De datum en bron bekendmaking is niet te achterhalen.
Geen.
Datum inwerkingtreding | Terugwerkende kracht tot en met | Datum uitwerkingtreding | Betreft | Datum ondertekening Bron bekendmaking | Kenmerk voorstel |
---|---|---|---|---|---|
30-09-1997 | nieuwe regeling | 29-09-1997 Onbekend. | Onbekend. |
In artikel 150 van de Gemeentewet wordt aan de gemeenteraad de verplichting opgelegd een inspraakverordening vast te stellen. Daar de Regio Twente een openbaar lichaam is in de zin van de
Wet gemeenschappelijke regelingen (WGR) en op grond van artikel 33 WGR de regels voor de bevoegdheden van het gemeentebestuur overeenkomstig van toepassing zijn op WGR-besturen,
dient ook de regioraad een dergelijke verordening vast te stellen.

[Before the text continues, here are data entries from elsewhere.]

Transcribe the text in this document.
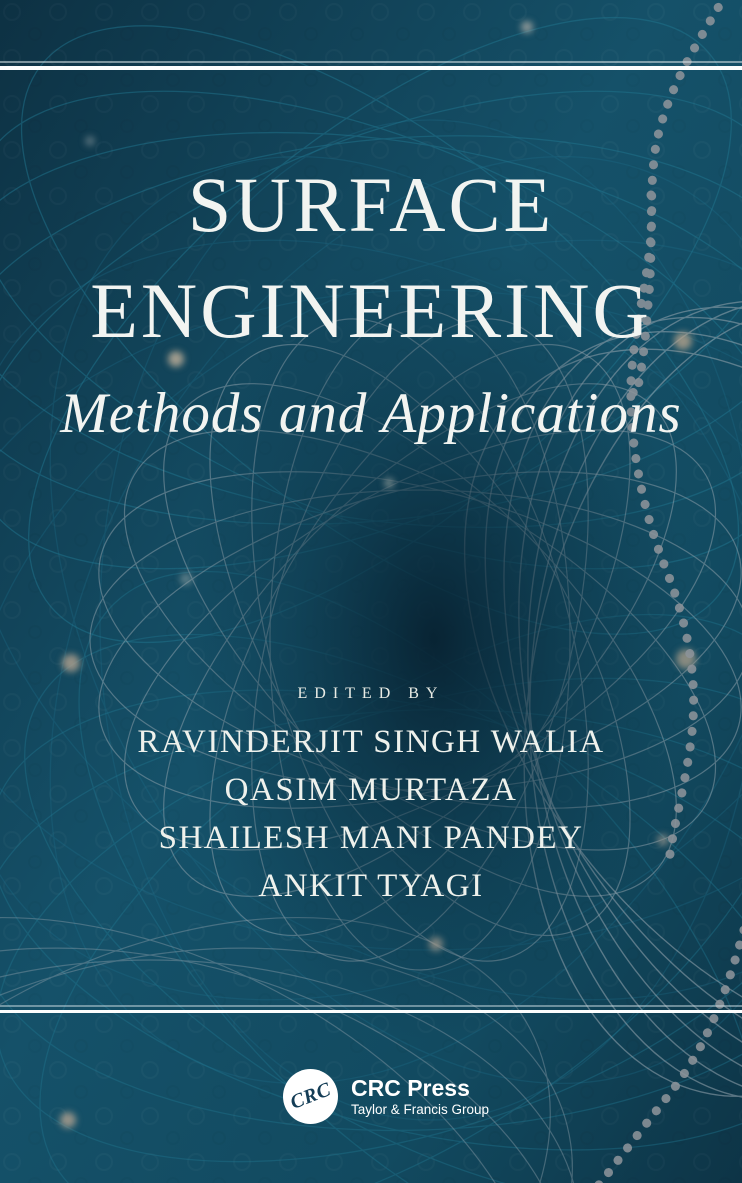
SURFACE
ENGINEERING
Methods and Applications
EDITED BY
RAVINDERJIT SINGH WALIA
QASIM MURTAZA
SHAILESH MANI PANDEY
ANKIT TYAGI
CRC CRC Press
Taylor & Francis Group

Inspraak kan op zeer uiteenlopende manieren vorm worden gegeven. Een flexibele en globale raamregeling maakt het mogelijk dat recht wordt gedaan aan de behoefte van insprekers en
regiobestuur mede in relatie tot aard, schaal en reikwijdte van het beleidsvoornemen waarop inspraak plaatsvindt.
Een gedetailleerde en daardoor rigide wijze van regelgeving dient de belangen van insprekers geenszins. Het zwaartepunt ligt hier bij de door het dagelijks bestuur vast te stellen inspraakprocedure
(zie artikel 4). In dat besluit worden voor elk beleidsvoornemen of categorieën van beleidsvoornemens, de termijnen (conform art. 3:4 Algemene Wet bestuursrecht (Awb), bestuurlijke randvoorwaarden
(beleid van andere bestuursorganen, bestaand beleid, politieke prioriteitenstelling, enz.), financiële voorwaarden (wat is de financiële ruimte voor eventuele alternatieven), de wijze van informatieverstrekking, etc. aangegeven. Anders geformuleerd: aan het begin van elke ‘inspraakrit’ wordt, al naar gelang de behoeften en mogelijkheden, de procedure vastgesteld.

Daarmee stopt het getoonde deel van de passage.